Au milieu de la nuit, sur une toile noire comme de l’encre, une figure phallique émerge, seule sur une mer calme, illuminée par un coucher de soleil flamboyant. Il s’agit de Sea Dick (2022), l’une des œuvres les plus récentes de Tala Madani, une artiste irano-américaine qui, depuis des années, fait de la peinture un champ de bataille entre ironie, désir et critique sociale. Dans ce tableau, comme dans beaucoup d’autres, Madani joue avec l’absurde pour démasquer la fragilité du pouvoir masculin et les contradictions de la culture patriarcale. Mais que se passe-t-il lorsque l’absurde devient la règle ? Lorsque l’élément enfantin envahit le récit visuel au point de nous faire hésiter entre rire et trembler ?
Née à Téhéran en 1981, Madani s’est installée aux États-Unis dans les années 1990, où elle a étudié les sciences politiques et les arts visuels à l’université d’État de l’Oregon, avant d’obtenir une maîtrise en peinture à l’université de Yale en 2006. Depuis le début, son art se caractérise par un langage visuel qui mêle peinture expressionniste et graphisme de bande dessinée, créant des scènes qui oscillent entre le grotesque et le comique. Dans Braided Beard (2007), un homme se fait tresser la barbe par des mains invisibles. Le geste, qui semble à première vue amusant, voire tendre, est troublant au deuxième regard : pourquoi l’homme ne résiste-t-il pas ? Pourquoi a-t-il l’air perdu, presque catatonique ? Où sommes-nous ? Dans un rêve d’enfant, dans une punition, dans un rituel ? Peut-être tout à la fois.

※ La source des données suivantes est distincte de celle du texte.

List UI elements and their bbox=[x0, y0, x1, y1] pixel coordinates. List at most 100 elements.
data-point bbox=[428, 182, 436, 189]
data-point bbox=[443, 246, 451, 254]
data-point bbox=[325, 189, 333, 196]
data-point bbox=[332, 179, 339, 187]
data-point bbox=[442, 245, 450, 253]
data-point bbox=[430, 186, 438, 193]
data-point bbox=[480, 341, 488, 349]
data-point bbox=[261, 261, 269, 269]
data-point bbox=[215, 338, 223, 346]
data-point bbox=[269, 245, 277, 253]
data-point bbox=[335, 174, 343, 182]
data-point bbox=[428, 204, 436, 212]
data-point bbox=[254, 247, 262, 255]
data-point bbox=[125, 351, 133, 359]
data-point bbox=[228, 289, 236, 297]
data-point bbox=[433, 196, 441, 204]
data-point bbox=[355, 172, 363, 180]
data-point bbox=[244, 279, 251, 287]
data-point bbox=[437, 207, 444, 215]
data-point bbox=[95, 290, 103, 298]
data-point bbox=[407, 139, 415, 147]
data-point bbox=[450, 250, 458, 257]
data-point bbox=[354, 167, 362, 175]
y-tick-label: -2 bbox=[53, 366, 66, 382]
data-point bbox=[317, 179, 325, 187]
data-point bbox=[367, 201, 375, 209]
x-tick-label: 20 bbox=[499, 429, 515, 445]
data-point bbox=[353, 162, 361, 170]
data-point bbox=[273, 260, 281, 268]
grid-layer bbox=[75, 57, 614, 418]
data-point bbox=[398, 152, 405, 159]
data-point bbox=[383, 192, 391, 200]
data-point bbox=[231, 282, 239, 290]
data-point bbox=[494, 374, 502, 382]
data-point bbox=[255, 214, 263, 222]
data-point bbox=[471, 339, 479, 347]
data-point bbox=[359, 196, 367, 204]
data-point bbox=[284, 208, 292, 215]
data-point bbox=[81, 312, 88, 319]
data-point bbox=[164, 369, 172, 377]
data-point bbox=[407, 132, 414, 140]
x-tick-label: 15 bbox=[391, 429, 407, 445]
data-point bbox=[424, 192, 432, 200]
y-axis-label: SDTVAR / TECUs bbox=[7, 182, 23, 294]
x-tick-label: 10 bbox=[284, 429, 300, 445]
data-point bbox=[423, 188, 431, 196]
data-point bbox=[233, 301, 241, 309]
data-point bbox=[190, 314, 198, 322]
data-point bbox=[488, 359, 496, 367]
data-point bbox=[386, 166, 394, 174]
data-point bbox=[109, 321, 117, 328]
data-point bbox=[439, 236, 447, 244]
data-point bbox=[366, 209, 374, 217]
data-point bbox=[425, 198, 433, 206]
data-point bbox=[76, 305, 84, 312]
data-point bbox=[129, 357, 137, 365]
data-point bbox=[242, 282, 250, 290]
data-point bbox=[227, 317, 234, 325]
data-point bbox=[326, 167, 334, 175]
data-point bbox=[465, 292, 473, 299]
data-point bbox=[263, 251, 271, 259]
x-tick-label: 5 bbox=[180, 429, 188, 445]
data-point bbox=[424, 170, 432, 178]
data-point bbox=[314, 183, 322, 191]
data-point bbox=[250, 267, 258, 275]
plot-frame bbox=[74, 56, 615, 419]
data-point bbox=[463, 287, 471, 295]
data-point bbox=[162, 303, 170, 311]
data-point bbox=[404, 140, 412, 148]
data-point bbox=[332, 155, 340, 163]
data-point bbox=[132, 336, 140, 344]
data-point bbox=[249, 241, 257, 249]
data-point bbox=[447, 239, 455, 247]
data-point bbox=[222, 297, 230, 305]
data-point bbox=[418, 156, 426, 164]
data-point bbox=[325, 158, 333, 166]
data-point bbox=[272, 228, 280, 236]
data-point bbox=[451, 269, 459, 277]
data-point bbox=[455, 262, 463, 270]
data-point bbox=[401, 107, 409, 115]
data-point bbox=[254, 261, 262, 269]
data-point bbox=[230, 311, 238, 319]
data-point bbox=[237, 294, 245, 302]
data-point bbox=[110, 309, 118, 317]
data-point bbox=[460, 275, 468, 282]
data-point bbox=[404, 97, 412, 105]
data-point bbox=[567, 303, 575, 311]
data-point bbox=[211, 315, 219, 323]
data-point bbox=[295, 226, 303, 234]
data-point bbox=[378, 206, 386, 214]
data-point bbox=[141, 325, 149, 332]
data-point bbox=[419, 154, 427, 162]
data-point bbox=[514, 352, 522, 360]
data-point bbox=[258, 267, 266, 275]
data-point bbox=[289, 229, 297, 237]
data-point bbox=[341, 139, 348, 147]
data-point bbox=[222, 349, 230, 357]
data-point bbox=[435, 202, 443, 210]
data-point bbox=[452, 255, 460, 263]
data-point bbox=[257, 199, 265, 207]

Madani ne construit pas de mondes : elle les désintègre. Ses fonds sont des murs nus et plats ou des environnements indéfinis où l’action, souvent réduite à quelques gestes répétés, prend le pas sur la logique. Dans Nosefall (2007), un homme perd littéralement son nez, qui glisse le long de son visage comme du beurre sur une poêle à frire chaude. Et l’on se demande : que perd-on quand on perd ses traits ? L’identité ? Le rôle ? La possibilité d’être vu ? Et encore : pourquoi ces hommes sont-ils toujours seuls ou en groupes qui ressemblent à des bandes d’enfants mal élevés, sculptés dans une masculinité factice, incapables d’articuler des désirs ou des pensées complexes ? Serait-ce le portrait d’une génération qui n’a pas su devenir adulte ? D’une humanité qui, après des siècles de domination, ne sait plus que faire de son propre corps ?
Madani ne nous donne aucune réponse. Elle ne prétend pas non plus en avoir. Elle fait quelque chose de plus risqué : elle nous met face à des images qui fonctionnent comme des miroirs déformants. Et le spectateur est obligé de rester là, de regarder. Quelle est la part de nous-mêmes dans ces hommes humiliés ? Pourquoi nous rappellent-ils un père, un frère, un collègue, nous-mêmes ? Madani ne peint pas “contre” quoi que ce soit, ce n’est pas un pamphlet contre le patriarcat, ni une allégorie simpliste du pouvoir. Il s’agit d’un récit plus subtil, plus viscéral. C’est une ouverture sur le moment exact où les certitudes s’effondrent. Là où la violence, l’éros, la tendresse et la honte se mêlent également en un fluide dense, charnel et poisseux.
Ses couleurs ? Pâteuses, souvent violentes. Les contours sont imparfaits, bavés. Comme si l’image était sur le point de s’enfuir. Peut-être parce que rien n’est stable, pas même l’identité. Pas même le corps. Pas même l’idée d’“homme” ou de “femme”. Tala Madani nous oblige à regarder de près ce moment intime, ridicule, tragique et irrémédiable où le masque tombe. Mais que se passe-t-il quand il n’y a plus de visage en dessous ? Et nous, qui sommes là pour regarder, parvenons-nous à rester impassibles ? Ou bien nous sentons-nous exposés, vus, voire moqués ? Parce que peut-être, finalement, ce qui nous fait vraiment peur, ce n’est pas la maladresse de ses personnages, c’est de nous y reconnaître.